Au quotidien, qu’est ce qui caractérise votre métier ?

« L’objectif principal c’est d’optimiser les programmes de fertilisation au quotidien quand on travaille essentiellement avec des distributeurs. L’idée, c’est de pouvoir amener un programme de fertilisation de façon adaptée à un terroir et une culture, de soutenir les commerciaux dans leurs démarches auprès des distributeurs pour orienter plus ou moins la gamme sur le terrain, et de suivre des essais au niveau France et Europe. »

Quelles compétences acquises à l’ESA vous sont les plus utiles ?

« Des compétences agronomiques d’une part.
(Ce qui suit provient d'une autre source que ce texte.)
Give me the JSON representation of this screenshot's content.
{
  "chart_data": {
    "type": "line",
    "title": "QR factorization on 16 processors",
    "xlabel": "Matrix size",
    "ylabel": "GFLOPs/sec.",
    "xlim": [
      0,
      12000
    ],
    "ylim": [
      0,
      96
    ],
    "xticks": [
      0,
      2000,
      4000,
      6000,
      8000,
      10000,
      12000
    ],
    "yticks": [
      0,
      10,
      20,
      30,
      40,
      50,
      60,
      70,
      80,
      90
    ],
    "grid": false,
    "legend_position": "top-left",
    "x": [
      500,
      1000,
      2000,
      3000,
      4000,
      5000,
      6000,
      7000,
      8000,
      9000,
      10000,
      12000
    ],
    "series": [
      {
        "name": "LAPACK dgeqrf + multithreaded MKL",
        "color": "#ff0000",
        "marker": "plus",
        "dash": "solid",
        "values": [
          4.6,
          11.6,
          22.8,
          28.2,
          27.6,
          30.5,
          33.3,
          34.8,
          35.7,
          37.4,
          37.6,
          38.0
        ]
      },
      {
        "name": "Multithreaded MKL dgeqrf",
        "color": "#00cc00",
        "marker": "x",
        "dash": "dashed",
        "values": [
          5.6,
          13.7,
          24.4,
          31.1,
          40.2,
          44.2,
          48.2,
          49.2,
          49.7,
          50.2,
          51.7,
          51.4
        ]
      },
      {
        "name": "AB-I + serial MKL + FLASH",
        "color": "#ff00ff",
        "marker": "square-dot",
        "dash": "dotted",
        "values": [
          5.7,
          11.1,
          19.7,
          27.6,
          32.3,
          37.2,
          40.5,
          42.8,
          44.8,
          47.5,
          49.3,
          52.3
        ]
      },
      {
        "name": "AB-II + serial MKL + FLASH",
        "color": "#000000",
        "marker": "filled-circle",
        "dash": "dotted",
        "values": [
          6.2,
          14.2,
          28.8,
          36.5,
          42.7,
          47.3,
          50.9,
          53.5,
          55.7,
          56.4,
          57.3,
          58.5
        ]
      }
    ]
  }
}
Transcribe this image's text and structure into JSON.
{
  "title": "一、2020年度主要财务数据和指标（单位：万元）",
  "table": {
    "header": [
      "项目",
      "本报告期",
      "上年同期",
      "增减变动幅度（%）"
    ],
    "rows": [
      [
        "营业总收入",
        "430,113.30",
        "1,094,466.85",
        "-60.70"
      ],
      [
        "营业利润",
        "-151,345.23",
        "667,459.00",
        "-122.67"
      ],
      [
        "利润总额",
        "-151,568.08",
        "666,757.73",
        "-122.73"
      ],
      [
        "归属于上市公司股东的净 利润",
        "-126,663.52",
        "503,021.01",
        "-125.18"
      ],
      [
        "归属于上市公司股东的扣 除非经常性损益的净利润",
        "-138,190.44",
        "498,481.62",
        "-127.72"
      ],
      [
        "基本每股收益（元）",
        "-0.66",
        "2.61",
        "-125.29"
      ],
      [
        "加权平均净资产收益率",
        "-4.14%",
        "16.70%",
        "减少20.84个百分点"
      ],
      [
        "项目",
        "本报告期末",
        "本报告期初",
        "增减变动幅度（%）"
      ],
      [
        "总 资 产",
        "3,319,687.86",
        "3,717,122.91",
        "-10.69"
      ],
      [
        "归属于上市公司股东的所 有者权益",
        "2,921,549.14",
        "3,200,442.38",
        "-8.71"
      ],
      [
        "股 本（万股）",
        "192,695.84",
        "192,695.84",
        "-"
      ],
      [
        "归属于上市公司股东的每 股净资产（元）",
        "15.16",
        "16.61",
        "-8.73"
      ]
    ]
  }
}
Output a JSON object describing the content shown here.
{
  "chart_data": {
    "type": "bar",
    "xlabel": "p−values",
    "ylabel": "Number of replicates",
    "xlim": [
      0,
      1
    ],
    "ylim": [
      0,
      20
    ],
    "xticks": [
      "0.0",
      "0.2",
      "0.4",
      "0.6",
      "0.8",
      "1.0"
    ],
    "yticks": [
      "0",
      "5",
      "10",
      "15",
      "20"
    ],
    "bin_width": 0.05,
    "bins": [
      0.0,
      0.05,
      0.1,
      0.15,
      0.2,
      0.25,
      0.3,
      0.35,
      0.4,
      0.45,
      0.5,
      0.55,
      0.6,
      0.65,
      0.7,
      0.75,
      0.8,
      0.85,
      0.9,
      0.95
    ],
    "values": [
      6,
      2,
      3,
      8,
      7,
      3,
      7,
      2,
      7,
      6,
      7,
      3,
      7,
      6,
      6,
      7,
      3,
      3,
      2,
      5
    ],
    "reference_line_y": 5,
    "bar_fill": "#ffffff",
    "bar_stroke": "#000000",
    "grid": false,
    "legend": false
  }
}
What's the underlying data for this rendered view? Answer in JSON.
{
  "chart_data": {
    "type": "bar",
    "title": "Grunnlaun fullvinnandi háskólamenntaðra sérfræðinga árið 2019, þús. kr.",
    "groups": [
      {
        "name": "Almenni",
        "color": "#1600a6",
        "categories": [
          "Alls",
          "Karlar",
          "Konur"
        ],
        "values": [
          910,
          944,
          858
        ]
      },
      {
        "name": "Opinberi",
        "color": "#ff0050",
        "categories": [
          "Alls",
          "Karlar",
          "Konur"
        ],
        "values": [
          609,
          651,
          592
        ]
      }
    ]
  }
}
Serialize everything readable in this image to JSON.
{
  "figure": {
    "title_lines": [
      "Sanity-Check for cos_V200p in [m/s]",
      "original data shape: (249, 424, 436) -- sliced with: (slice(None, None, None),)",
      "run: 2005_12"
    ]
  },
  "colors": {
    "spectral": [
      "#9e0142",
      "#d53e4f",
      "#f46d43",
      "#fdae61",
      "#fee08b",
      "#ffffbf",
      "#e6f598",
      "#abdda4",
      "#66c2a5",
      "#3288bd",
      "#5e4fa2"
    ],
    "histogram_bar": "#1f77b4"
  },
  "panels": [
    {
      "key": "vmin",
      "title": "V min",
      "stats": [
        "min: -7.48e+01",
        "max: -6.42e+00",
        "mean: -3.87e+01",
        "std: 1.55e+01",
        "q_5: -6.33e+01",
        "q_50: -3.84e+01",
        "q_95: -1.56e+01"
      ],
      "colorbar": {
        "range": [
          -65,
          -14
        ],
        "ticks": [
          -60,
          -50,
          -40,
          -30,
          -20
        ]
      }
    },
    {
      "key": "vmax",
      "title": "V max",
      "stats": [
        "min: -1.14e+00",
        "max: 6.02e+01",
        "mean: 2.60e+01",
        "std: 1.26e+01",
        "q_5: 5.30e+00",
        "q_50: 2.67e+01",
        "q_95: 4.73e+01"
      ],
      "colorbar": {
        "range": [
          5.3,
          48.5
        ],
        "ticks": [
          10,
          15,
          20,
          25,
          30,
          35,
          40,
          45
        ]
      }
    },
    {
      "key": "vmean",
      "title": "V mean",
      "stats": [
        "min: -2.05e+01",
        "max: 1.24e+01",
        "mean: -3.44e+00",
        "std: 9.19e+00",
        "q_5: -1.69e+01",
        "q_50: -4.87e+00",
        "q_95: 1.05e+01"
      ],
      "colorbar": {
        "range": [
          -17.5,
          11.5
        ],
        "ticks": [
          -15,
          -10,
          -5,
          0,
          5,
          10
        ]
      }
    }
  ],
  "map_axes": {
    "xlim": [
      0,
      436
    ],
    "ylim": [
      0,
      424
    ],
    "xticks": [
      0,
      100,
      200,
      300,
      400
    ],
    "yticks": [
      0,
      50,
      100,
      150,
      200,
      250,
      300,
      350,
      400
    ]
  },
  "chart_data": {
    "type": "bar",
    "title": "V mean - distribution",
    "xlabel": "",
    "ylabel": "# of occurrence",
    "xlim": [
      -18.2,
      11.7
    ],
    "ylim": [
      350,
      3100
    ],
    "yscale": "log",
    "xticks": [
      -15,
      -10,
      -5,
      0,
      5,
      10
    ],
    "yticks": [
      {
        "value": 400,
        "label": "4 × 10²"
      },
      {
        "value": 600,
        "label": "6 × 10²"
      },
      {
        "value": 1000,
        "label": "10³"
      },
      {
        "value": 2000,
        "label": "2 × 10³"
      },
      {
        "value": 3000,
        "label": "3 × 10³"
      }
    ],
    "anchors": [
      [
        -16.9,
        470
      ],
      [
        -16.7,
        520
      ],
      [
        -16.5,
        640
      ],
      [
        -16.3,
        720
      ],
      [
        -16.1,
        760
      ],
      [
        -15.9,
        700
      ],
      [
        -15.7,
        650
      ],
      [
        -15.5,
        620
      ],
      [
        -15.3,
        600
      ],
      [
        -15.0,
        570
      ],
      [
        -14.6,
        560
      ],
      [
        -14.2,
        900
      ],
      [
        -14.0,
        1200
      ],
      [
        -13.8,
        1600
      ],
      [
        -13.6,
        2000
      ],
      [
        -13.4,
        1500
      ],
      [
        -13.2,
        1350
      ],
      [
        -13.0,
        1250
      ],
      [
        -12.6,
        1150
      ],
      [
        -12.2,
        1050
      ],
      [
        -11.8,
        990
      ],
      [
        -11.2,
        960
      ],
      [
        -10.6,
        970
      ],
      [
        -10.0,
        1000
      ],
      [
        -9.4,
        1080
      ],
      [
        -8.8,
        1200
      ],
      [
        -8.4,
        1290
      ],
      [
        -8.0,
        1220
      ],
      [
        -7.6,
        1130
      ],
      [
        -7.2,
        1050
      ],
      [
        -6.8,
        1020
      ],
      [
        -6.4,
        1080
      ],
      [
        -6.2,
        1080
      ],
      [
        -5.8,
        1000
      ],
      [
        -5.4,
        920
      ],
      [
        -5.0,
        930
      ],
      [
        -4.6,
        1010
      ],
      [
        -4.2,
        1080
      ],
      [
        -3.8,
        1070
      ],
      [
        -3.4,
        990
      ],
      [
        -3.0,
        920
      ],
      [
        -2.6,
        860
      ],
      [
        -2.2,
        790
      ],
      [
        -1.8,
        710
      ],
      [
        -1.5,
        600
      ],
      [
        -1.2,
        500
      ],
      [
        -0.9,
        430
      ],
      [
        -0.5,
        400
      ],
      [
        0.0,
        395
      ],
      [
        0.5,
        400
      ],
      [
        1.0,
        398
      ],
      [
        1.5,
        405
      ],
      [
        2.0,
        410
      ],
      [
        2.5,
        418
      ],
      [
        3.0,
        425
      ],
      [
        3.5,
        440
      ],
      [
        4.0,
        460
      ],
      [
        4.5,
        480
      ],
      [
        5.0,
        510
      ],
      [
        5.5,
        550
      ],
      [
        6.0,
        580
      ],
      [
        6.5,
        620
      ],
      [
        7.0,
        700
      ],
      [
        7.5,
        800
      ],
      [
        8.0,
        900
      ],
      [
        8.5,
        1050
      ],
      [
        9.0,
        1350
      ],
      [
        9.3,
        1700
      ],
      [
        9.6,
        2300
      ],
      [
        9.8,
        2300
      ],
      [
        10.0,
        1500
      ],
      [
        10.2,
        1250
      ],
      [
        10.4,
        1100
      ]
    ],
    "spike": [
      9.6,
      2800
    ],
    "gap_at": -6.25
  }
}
Puis cette capacité de prendre du recul par rapport à la filière, aux exigences de marché et de pouvoir voir un peu plus loin en termes de prospective et de perspective d’orientation de marché. »

 Pourquoi avoir choisi l’apprentissage ?

« Le système général ne me convenait pas particulièrement. J’avais envie d’approfondir tout ce qui est végétal. L’apprentissage nous permet de réellement définir une ligne de vie, ou du moins de peaufiner notre projet professionnel tout au long du cursus scolaire. »

L’apprentissage, facteur-clef de recrutement ?

« Je pense que je n’aurais jamais été recruté si je n’étais pas passé par l’apprentissage, c’est certain. »

Qu’est-ce qui vous plaît le plus dans votre métier ?

« De travailler pour l’agriculteur. Mon premier objectif, c’est que l’agriculteur soit gagnant au final et que tous les acteurs de la chaîne soient gagnants aussi, c’est vraiment ça qui me plaît le plus. »

3 conseils à un futur apprenti ?

« D’essayer de vraiment s’investir dans tout ce qu’il fait, de saisir la chance qu’on lui donne à travers tous les cours, les formations et les intervenants. De se dire que le présent n’est pas figé et que si une entreprise ne convient pas à un moment donné, une autre pourra convenir.»